Popular teacher stays with GOAL Academy, considered return to Moffat County High School
Craig — Despite a new director and some changes in its staff lineup for the coming school year, GOAL Academy students will be greeted with mostly familiar faces, including that of Annette Burrow (formerly Annette McCurdy).
Burrow initially resigned from GOAL, accepting a position with Moffat County School District, only to change her mind and go back to GOAL under a different role.
She was the GOAL education zone director for three years, but then left GOAL earlier this summer to return to Moffat County School District as an alternative school and Advanced Placement study hall teacher for the 2015-16 school year.
When Burrow resigned, Nick Cocozzella, who came to Craig as a life coach for GOAL last year, took over as the education zone director.
Burrow’s planned return to the school district was cause for excitement for MCSD administrators, who hoped she would bring students back to the district.
“That’s who we look to hire is kid-magnets and people with good personalities that can make good relationships with students,” said Moffat County High School Principal Kelly McCormick. “That’s one of the reasons I wanted to get her back up here working with Moffat County High School.”
Burrow started the Craig chapter of GOAL Academy, an online public high school, three years ago when she was offered an academic coaching position. She left her prior position as para-educator and teacher for the MCHS alternative program when administrators offered the lead teaching position to someone else. When she left, 76 students from the high school followed her to GOAL, Burrow said.
“If I hadn’t started it, I still don’t think GOAL Academy would be in Craig,” she said. “I love GOAL Academy, it was hard to think about leaving it. But I also love MCHS — I graduated from there.”
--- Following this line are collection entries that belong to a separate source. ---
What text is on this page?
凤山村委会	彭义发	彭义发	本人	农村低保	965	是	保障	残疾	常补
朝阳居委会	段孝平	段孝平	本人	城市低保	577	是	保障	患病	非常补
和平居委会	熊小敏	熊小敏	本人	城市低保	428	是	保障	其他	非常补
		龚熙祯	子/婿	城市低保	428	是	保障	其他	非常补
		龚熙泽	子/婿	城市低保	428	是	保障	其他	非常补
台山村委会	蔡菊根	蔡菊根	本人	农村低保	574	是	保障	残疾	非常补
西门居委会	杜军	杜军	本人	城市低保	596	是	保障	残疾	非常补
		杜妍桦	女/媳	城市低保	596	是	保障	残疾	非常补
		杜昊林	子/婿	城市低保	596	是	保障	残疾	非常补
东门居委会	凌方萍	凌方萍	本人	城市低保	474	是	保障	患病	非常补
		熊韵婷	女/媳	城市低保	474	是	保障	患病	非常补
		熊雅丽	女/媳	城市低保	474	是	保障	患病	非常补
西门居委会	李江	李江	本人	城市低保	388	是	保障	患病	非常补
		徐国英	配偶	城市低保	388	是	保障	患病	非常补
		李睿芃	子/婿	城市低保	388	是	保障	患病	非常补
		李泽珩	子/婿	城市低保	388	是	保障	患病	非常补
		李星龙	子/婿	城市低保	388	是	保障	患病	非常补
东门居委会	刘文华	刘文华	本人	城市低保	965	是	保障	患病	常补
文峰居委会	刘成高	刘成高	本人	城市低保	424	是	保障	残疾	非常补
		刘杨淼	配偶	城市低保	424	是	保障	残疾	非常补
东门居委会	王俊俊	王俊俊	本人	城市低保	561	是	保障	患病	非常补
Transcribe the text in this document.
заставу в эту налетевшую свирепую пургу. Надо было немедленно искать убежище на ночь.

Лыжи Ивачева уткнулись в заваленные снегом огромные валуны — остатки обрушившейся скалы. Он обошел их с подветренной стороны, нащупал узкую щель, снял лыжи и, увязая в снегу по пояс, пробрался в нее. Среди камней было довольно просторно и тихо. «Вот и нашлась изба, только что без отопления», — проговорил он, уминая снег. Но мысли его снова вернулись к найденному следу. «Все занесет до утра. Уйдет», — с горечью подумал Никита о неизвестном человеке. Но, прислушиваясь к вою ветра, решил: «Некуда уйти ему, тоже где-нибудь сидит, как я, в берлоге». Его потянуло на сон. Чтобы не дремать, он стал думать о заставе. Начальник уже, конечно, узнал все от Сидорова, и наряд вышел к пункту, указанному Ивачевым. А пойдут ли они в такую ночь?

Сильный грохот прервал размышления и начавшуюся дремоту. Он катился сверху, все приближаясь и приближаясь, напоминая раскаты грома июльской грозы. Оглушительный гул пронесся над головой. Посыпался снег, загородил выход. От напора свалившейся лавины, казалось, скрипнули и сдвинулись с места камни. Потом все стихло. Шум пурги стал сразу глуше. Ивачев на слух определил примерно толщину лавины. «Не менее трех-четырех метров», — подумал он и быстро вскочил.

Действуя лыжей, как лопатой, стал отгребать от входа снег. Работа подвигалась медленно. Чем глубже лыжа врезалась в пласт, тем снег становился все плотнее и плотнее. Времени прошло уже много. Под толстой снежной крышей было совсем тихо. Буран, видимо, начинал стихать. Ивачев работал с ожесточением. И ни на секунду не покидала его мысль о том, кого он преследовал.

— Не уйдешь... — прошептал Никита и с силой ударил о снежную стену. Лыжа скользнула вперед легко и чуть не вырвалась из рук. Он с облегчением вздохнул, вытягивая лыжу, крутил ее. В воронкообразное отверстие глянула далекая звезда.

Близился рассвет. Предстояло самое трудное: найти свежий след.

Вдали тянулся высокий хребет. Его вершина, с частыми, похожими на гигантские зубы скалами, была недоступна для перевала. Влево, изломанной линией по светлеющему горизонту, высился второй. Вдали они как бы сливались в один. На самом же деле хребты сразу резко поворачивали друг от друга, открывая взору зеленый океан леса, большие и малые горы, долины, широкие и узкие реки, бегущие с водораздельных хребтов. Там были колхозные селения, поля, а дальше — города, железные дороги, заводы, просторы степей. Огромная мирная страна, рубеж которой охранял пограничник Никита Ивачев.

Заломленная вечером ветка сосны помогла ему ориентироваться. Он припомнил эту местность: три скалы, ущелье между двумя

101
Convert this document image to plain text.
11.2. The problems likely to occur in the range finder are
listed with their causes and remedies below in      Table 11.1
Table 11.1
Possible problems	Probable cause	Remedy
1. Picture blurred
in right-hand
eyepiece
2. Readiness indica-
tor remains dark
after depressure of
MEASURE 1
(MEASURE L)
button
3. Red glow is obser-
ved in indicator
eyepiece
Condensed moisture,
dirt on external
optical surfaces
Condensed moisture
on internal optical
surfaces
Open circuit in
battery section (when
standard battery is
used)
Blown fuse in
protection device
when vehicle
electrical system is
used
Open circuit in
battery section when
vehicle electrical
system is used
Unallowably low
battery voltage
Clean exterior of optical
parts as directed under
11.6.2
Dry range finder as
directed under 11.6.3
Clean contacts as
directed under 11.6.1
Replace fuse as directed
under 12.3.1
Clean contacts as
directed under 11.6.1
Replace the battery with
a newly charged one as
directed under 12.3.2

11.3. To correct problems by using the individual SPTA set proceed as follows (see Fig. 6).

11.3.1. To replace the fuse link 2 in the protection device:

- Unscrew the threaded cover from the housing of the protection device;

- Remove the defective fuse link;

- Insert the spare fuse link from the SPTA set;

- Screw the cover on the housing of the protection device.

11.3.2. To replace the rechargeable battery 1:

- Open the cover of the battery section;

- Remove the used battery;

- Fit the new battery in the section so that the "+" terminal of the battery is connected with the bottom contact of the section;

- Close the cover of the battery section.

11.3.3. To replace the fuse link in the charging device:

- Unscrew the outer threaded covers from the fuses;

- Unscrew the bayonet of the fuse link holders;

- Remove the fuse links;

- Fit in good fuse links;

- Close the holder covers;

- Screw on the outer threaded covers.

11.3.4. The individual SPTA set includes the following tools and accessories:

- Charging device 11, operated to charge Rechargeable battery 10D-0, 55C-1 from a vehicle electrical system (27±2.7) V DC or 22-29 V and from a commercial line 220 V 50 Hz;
When Burrow discovered that a statewide math teacher position was available with GOAL after she had submitted her resignation this summer, she applied for the position and decided it was a better fit personally and professionally than the MCHS position.
“I was just wanting out of the administrative role and back into the teacher’s role because I missed working with the students,” Burrow said. “I had really limited time to help the kids and that’s where my passion is.”
As math competency specialist, Burrow will be teaching about 1,200 students in three math courses statewide, though she will remain based in the Craig office.
Relations between GOAL and the school district remain good, she said.
“It’s not whether they go up there or down here, it’s what’s best for the kids,” Burrow said. “Kelly (McCormick) and Brent (Curtice) are about what’s best for the kids, so we’re all on the same page.”
Burrow works with Curtice and McCormick through Moffat County Global, a collaborative organization formed last year that brings together representatives from local education organizations including the school district, GOAL Academy and the Northwest Colorado Homeschool Association.
GOAL students are able to enroll in up to two classes per year at the high school in subjects not offered through GOAL, such AP classes, band or other extracurriculars, and are also able to participate in sports.
It’s all about meeting students where they’re at, Cocozzella said, who’s excited for the year ahead.
“I have some really big shoes to fill because Annette was exceptional at her job,” Cocozzella said. “I have more of a technological background, so I will utilize the technology we have to make things easier on students and on staff.”
Cocozzella also has a background in music — he was a nationally touring musician before entering the education field — and has put his recording gear and musical talents to use by creating a well-received music program for GOAL students.
With the first day of school for GOAL students less than two weeks away, Cocozzella is busy getting students enrolled, including recently completing his own music video for GOAL.
“For me, I just have so much love for these kids,” he said.